En vacances parlementaires dans sa circonscription électorale, l’élu s’est rendu ce mardi 1er septembre à l’EP Kilomoto, à l’Institut de Watsa 2 et à l’Institut Elikya.
Il y a échangé avec les élèves et les responsables scolaires sur les défis du secteur éducatif.
À l’Institut Elikya, Mambidi Koloboro a remis des tôles destinées aux travaux de toiture de l’établissement, répondant ainsi à un besoin exprimé de longue date par l’école.
Étudiez et allez de l’avant
Devant les apprenants, le parlementaire a délivré un message sans détour, les exhortant à privilégier les études plutôt que la recherche immédiate des revenus issus de l’exploitation artisanale de l’or.
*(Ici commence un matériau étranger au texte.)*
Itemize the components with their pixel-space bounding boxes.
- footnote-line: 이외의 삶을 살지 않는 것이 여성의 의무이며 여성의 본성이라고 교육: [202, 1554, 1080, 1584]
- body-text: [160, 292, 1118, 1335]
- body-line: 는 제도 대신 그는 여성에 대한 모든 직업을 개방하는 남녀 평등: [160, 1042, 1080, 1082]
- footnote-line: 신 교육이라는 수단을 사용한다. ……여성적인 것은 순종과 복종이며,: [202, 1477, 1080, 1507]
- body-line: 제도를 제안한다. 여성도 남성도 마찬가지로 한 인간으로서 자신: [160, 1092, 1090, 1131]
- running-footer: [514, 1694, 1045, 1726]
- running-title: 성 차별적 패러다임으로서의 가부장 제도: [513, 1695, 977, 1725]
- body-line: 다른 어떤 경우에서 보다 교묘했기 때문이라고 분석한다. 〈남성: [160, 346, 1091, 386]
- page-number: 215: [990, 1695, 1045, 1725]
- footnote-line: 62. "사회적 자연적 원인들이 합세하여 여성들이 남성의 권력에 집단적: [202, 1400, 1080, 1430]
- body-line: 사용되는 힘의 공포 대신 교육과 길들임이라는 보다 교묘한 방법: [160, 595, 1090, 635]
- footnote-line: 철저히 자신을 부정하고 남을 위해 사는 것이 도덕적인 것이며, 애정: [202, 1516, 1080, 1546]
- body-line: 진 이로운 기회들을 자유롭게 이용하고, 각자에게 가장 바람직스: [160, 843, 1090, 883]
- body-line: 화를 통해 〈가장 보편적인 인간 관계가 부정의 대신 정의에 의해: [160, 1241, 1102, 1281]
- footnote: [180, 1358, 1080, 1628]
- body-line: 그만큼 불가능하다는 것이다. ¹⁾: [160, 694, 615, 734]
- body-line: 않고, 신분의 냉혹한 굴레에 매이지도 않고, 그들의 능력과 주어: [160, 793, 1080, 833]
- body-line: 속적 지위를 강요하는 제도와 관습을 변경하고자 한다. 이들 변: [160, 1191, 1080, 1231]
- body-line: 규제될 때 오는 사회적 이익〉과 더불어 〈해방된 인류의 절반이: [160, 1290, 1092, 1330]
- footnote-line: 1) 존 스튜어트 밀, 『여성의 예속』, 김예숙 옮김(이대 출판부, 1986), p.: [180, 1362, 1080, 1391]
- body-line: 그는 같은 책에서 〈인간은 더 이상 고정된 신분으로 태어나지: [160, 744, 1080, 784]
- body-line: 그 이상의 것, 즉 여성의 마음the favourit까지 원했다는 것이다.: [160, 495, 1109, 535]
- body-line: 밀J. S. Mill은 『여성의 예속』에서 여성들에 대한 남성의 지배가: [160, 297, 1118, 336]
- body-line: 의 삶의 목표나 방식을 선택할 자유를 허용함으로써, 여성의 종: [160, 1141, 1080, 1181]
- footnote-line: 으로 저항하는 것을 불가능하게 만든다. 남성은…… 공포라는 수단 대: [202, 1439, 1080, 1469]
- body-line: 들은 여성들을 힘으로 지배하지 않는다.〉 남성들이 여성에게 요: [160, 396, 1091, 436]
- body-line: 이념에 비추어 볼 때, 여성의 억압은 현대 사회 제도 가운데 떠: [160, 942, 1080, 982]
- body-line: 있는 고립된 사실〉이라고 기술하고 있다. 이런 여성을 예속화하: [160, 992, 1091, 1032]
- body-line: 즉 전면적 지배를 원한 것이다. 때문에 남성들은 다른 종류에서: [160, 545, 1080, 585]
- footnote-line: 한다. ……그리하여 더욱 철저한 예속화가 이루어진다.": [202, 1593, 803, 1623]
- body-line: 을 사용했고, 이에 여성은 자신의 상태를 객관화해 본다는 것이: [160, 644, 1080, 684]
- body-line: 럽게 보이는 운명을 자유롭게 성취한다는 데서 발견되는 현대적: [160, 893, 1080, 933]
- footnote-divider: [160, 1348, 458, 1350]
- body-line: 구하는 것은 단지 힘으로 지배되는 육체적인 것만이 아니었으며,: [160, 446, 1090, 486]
« Ne comptez pas sur l’or qui est extrait. Étudiez pour qu’un jour vous puissiez servir ce pays. Étudiez et allez de l’avant. Pas l’orpaillage. […] Écoutez vos enseignants. »
Revenant sur son propre parcours, l’élu a également invité les élèves à ne pas se laisser décourager par les difficultés rencontrées dans leur environnement scolaire.
Les responsables de l’Institut Elikya ont salué cette intervention et assuré que les matériaux reçus seront affectés aux travaux prévus. Peter Fazili, préfet des études, a, pour sa part, appelé les parents, les élèves et les différents partenaires de l’éducation à s’approprier le message porté par le député national.
Investir dans l’élève pour préparer l’après-mine.
Au-delà du geste matériel posé à l’Institut Elikya, la démarche de Mambidi Koloboro remet au centre du débat une question stratégique pour Watsa : comment transformer les richesses minières en opportunités durables pour les générations futures ?
Dans un territoire marqué par l’exploitation aurifère, encourager les jeunes à rester à l’école revient à miser sur le capital humain. L’or peut constituer une richesse du présent ; l’éducation, elle, prépare les compétences capables de construire l’avenir.